Long story short, buy Intel SSDs, IMO.
Now, the video card - I wouldn't bother paying for a 4GB card. Video cards automatically use system RAM as needed for extra money, and there's very little performance loss to that. You're paying a hefty premium for that. You're better off getting a 2GB 680 instead of a 4GB 670. You'll get better performance in 100% of games you play with a 2GB 680, instead; and it's the same price as the 670 you linked.
Motherboard - one thing I have come to regret is the size of my motherboard. It supports 3 PCI-Express 16X slots, but you can fit nothing else in there if you actually have three GPUs in it. Trust me when I say for the future, you want to be able to add two more 680s in and go triple-SLI, but still have room for a sound card, or TV card, etc. I ran triple-Crossfire for a while, but couldn't have my TV card or sound card installed, and it was annoying so I stopped. These are really the only two available:http://www.newegg.com/Product/Product.a ... 6813128552http://www.newegg.com/Product/Product.a ... 6813131822
I'd probably recommend the Gigabyte one, but you can't go wrong with either, frankly. The Gigabyte one has better integrated sound and probably a better LAN chipset, but it also has a regular PCI slot for older peripherals, (there are still plenty of high-quality peripherals being made for regular PCI slots, but this is slowly changing, thankfully) but these are minor points.

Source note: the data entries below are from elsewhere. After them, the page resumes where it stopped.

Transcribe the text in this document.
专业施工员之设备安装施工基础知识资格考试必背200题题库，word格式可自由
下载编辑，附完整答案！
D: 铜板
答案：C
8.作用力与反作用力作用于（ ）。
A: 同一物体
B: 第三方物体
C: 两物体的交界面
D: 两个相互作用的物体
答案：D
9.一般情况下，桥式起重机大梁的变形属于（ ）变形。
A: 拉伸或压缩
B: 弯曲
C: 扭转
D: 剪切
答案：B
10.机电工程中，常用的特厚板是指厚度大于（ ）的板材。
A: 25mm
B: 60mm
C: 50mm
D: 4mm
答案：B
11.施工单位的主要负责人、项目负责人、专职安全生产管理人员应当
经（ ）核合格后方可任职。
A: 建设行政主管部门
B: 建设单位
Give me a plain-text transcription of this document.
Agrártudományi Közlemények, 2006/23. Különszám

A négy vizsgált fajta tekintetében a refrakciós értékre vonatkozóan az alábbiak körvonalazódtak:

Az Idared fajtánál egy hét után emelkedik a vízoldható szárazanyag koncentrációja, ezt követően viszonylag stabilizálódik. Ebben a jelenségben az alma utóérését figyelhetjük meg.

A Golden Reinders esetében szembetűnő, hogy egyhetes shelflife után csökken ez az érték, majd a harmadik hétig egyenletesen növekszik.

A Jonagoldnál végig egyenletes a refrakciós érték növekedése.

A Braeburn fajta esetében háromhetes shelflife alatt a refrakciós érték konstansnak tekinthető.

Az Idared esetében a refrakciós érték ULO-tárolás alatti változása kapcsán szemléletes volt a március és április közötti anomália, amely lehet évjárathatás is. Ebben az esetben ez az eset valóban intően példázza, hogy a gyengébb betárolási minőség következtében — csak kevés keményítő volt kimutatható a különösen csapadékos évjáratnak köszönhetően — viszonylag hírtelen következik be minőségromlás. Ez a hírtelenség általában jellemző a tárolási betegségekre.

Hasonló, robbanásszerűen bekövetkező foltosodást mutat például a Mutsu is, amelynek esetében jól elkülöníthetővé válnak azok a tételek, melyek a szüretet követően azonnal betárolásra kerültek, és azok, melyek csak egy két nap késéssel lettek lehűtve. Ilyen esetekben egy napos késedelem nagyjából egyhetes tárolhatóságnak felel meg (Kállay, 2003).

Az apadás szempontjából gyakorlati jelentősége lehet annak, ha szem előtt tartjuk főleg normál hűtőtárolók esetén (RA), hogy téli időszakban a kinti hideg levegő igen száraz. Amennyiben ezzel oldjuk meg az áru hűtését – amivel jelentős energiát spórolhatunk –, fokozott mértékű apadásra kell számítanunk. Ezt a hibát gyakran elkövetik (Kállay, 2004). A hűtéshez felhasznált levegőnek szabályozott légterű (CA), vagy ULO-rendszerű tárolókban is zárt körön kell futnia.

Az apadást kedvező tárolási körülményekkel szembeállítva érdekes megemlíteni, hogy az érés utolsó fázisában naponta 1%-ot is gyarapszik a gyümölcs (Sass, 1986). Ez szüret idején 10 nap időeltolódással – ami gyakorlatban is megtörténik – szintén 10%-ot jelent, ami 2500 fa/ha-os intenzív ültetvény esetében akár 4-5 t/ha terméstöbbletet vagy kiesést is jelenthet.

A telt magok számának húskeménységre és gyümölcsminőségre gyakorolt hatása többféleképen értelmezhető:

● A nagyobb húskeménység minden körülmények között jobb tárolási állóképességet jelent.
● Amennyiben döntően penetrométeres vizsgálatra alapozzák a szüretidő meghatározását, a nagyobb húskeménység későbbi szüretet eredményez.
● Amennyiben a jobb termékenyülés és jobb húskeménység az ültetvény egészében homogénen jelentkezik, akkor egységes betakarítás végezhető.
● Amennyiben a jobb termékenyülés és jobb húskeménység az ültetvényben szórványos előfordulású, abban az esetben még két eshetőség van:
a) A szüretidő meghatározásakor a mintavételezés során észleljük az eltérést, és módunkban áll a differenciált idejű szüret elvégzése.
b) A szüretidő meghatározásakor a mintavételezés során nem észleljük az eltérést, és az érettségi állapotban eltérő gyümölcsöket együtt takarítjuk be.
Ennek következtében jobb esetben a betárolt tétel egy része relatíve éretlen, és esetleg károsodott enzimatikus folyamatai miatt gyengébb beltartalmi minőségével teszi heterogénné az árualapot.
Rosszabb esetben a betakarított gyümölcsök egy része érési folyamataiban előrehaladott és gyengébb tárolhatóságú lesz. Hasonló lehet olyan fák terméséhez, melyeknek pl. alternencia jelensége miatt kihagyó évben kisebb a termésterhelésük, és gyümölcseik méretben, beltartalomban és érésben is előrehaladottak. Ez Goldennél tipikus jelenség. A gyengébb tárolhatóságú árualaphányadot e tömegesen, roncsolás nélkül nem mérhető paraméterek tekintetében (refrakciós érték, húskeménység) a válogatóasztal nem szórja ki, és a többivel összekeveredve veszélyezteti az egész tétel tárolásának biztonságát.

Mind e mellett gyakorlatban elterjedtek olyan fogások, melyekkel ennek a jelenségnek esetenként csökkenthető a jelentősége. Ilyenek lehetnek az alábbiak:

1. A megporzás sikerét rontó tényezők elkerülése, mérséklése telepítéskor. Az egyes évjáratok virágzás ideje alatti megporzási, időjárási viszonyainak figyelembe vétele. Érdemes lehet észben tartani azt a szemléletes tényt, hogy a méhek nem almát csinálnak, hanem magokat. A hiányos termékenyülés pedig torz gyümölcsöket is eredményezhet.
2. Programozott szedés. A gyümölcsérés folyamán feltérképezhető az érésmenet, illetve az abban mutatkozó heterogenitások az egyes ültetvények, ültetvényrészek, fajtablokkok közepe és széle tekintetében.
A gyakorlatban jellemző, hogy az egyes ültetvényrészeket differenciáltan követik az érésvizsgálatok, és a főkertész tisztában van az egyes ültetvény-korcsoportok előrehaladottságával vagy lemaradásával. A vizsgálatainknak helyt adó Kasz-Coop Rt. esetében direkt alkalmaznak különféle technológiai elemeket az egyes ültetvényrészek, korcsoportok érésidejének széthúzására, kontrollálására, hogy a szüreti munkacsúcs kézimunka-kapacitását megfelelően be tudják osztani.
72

RAM - nothing wrong with the brand. My top 3 are Mushkin, Crucial, and Corsair. Probably in that order, but it's pretty much irrelevant. All three are U.S. companies, and make excellent quality RAM. Why only PC1866 speed, though? Also, why 8GB sticks? You want to keep 2 open RAM slots, that's fine, but if you're starting with 16GB of RAM, frankly that's more than enough for anything you're ever going to need it for for gaming. You should get 4GB sticks. Not only are they cheaper, but they have tighter (better) timings on them compared to their 8GB counterparts. Better performance, in other words. I'd go with this: http://www.newegg.com/Product/Product.a ... 6820226275
However, regardless of what you decide, get PC2133 instead of PC1866; and get the tightest timings you can of the three manufacturers I mentioned.
Any higher than PC2133 speed, and the timings start getting a lot slower. In highly responsive-sensitive applications such as video games, tighter (shorter) timings are more important than max speed in megahertz.
Case - that's fine. Get any case you want, as long as it's full tower-sized, which that one is.